For the first time, operators and drillers can leverage predictive computational software to assess relative permeability, which is used to accurately and efficiently assess reservoir output and rock formations. As a result, reservoir analysis time is reduced from up to 12 months to just a few days or weeks.
David Freed, vice president of Exa Corp.’s oil and gas division, called the technology a huge disruption in the way downhill rock formations are valuated and how wells are drilled. The traditional methodology to obtain core analysis data is to undertake challenging and tedious laboratory tests that can require months or even a year to conduct.
“It takes a lot of time to process the rock samples and get them ready for the tests, and then it takes quite some time to push the multiphase fluid mixture through the core sample to get the flow properties,” Freed said. “You need this information to populate a reservoir model that will be used to plan how you want to operate that field or to look at field recovery options such as enhanced oil recovery.”
These rock properties are sometimes referred to as the petrophysical properties of the rock types. Exa has made it possible to carry out this process digitally in days, starting by taking several small samples of the rock and imaging them with a micro-CT scanner. The technology is similar to a medical CT; however, it can achieve higher resolutions, allowing it to image down to the pore scale of the rock.
“By having these 3-D images that resolve the porous space of the rock we can then do a fluid flow simulation and digitally predict how the fluid mixture will flow through the rock and therefore get these same petrophysical properties of the rock,” Freed said. “The difference is that the imaging process takes a few hours, and then the simulations take a couple of days. You’re replacing a process that probably could have taken months or even a year.”
At the Abu Dhabi International Petroleum Exhibition and Conference in November, BP presented multiyear data showing results from its use of the industry’s first relative permeability software solution. BP is the first in the industry to deploy and formally present results from Exa’s DigitalROCK software, representing a disruptor in the way downhole rock formations are evaluated and wells drilled.
Saving time is beneficial for exploration companies. Often, companies will delay a decision until they have reliable enough data, while just making an estimate at other times. That estimate could be wildly inaccurate, which can delay the project and reduce operational efficiency.
It is not only in pre-production that access to rapid and accurate data can be utilized. There are often secondary or tertiary recovery projects where there is a possibility to recover more oil, but companies cannot quickly get enough certainty to proceed with a project. According to Freed, that is where this technology can be a game changer.
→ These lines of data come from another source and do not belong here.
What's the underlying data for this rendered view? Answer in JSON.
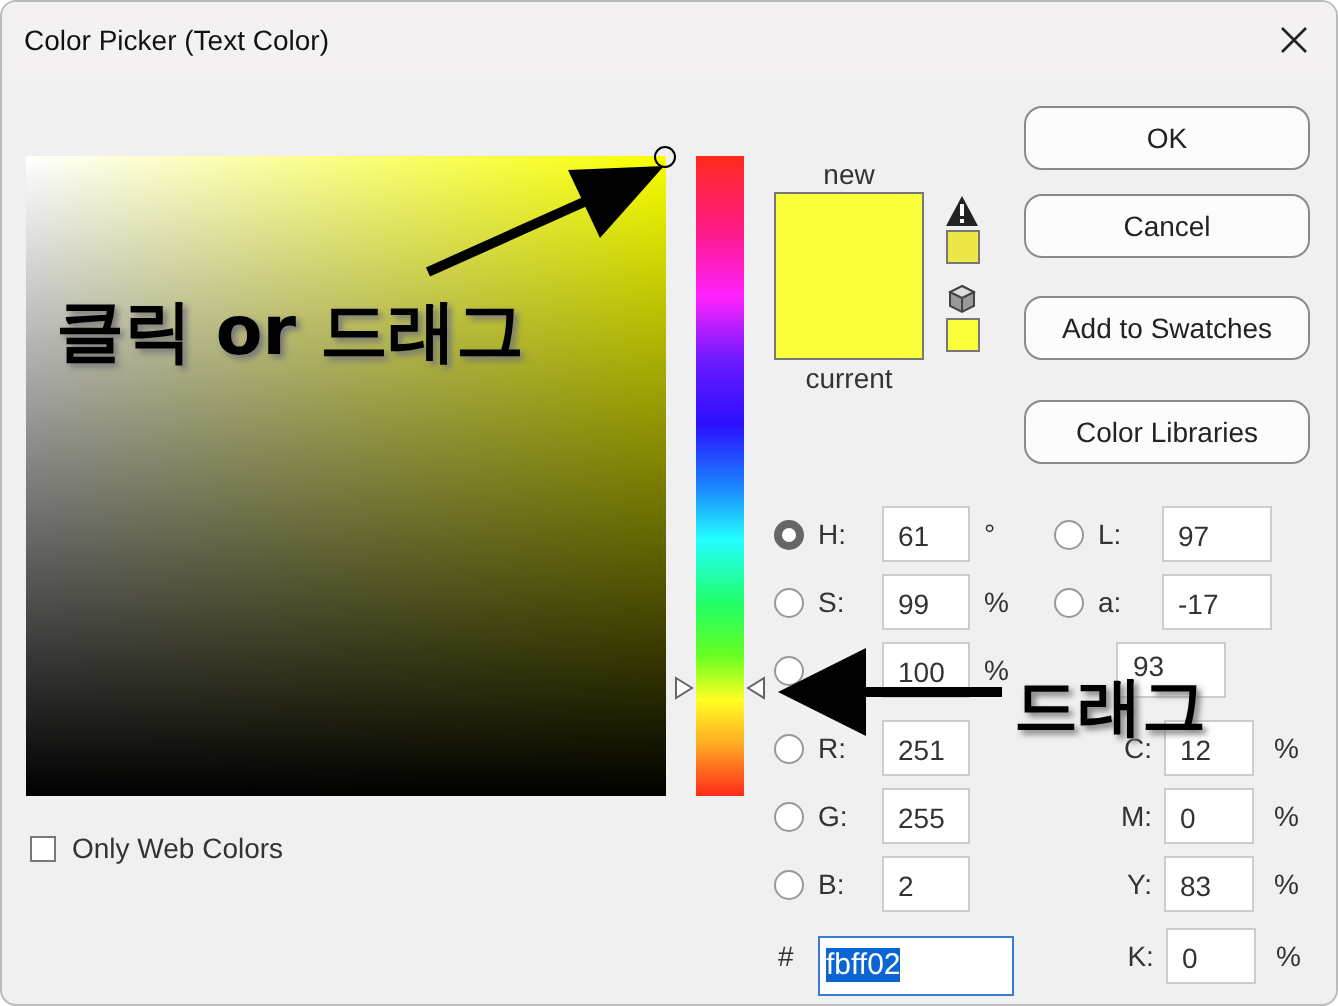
{
  "window": {
    "title": "Color Picker (Text Color)"
  },
  "hue_slider": {
    "level": 0.169
  },
  "preview": {
    "new_label": "new",
    "current_label": "current"
  },
  "buttons": [
    {
      "label": "OK"
    },
    {
      "label": "Cancel"
    },
    {
      "label": "Add to Swatches"
    },
    {
      "label": "Color Libraries"
    }
  ],
  "left_fields": [
    {
      "kind": "radio",
      "label": "H:",
      "value": "61",
      "unit": "°",
      "selected": true
    },
    {
      "kind": "radio",
      "label": "S:",
      "value": "99",
      "unit": "%",
      "selected": false
    },
    {
      "kind": "radio",
      "value": "100",
      "unit": "%",
      "selected": false
    },
    {
      "kind": "radio",
      "label": "R:",
      "value": "251",
      "selected": false
    },
    {
      "kind": "radio",
      "label": "G:",
      "value": "255",
      "selected": false
    },
    {
      "kind": "radio",
      "label": "B:",
      "value": "2",
      "selected": false
    }
  ],
  "right_fields": [
    {
      "kind": "radio",
      "label": "L:",
      "value": "97",
      "selected": false
    },
    {
      "kind": "radio",
      "label": "a:",
      "value": "-17",
      "selected": false
    },
    {
      "kind": "bare",
      "value": "93"
    },
    {
      "kind": "plain",
      "label": "C:",
      "value": "12",
      "unit": "%"
    },
    {
      "kind": "plain",
      "label": "M:",
      "value": "0",
      "unit": "%"
    },
    {
      "kind": "plain",
      "label": "Y:",
      "value": "83",
      "unit": "%"
    },
    {
      "kind": "plain",
      "label": "K:",
      "value": "0",
      "unit": "%"
    }
  ],
  "hex": {
    "label": "#",
    "value": "fbff02"
  },
  "only_web_colors": {
    "label": "Only Web Colors",
    "checked": false
  },
  "annotations": [
    {
      "text": "클릭 or 드래그"
    },
    {
      "text": "드래그"
    }
  ]
}
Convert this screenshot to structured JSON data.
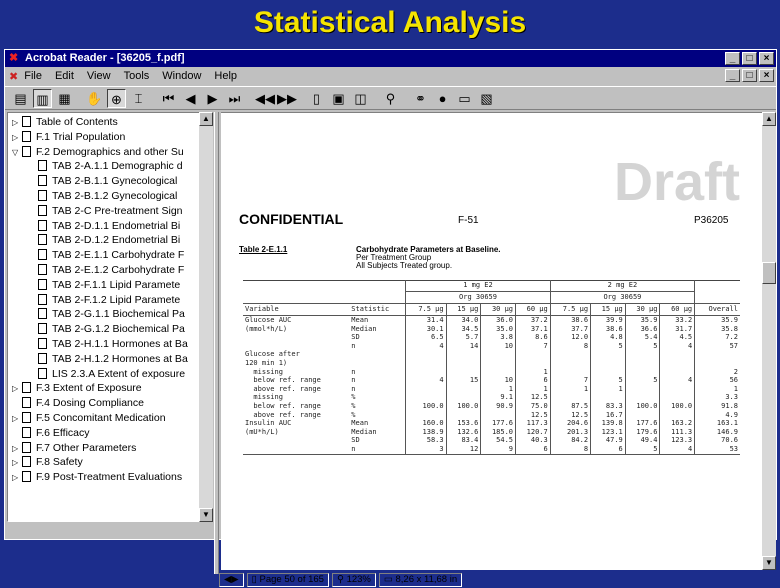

“There are a lot of different places where accurate reservoir modeling and simulation is very important and plays a role in deciding what to do. That could be planning where you’re going to put the wells and which wells should be production wells versus injection wells if you’re doing secondary recovery,” he said. “Even before you complete that first well, it’s good to know whether you’re likely to be doing enhanced oil recovery on that field later, because it changes the decisions you make around how to complete the well.
“You might use more expensive parts in certain places if you know that the field life is going to be very long and that you’re going to want to put various things down that well to do the enhanced oil recovery,” Freed added.
Another advantage of the technology is that it can reduce the volume of samples. In a traditional sampling, 6 m to 15 m (20 ft to 50 ft) of whole 6-in. diameter core is collected along with drill out plugs.
“We can use some of that same whole core material to do the digital analysis, but what’s really exciting is that you can use this digital method without having to get whole core,” Freed said. “You can use it on what’s called mud chips, which are just small pieces of rock that come up with the drilling mud. It can also be used on sidewall or rotary cores that can be obtained with a wireline tool, which is far less expensive than obtaining whole core.”
Moving Beyond 3-D
The imaging technology itself has been around a long time and in its day was a major breakthrough, allowing analysts to see what is happening at the grain and pore level. It would give a strong sense of mineral composition and the porosity of the rock all in 3-D, enabling users to get a strong sense of the appearance of the pore space.
“But now, once you have that image, you feel like ‘I want to analyze to understand the geo-mechanical properties of this rock; I want to be able to look at fluid flow in this rock,’” Freed explained. “Now you can do that. We can use that image as the input geometry to a full simulation and get those essential petrophysical properties that they really need for accurate reservoir modeling. We’ve really moved the ball down the field in terms of being able to use data.
“Like many industries, the catalysts have been interdisciplinary groups of people coming together to solve the tough problems necessary to make the whole thing work in a coherent way, to get reliable results,” he added. Following work that BP undertook and presented, Exa said it is in talks with supermajors and national independent oil companies to demonstrate the technology with some companies utilizing the technology in a production environment.
“The data will be available much faster, and you can afford, both in time and cost, to have so much more data and so much better statistics about your rock properties,” Freed said. “I think it’s going to change the ability of the industry to leverage reservoir modeling and be able to make better decisions faster around how to operate the field, and I think they’ll be able to do more oil recovery because the risks will be lower.”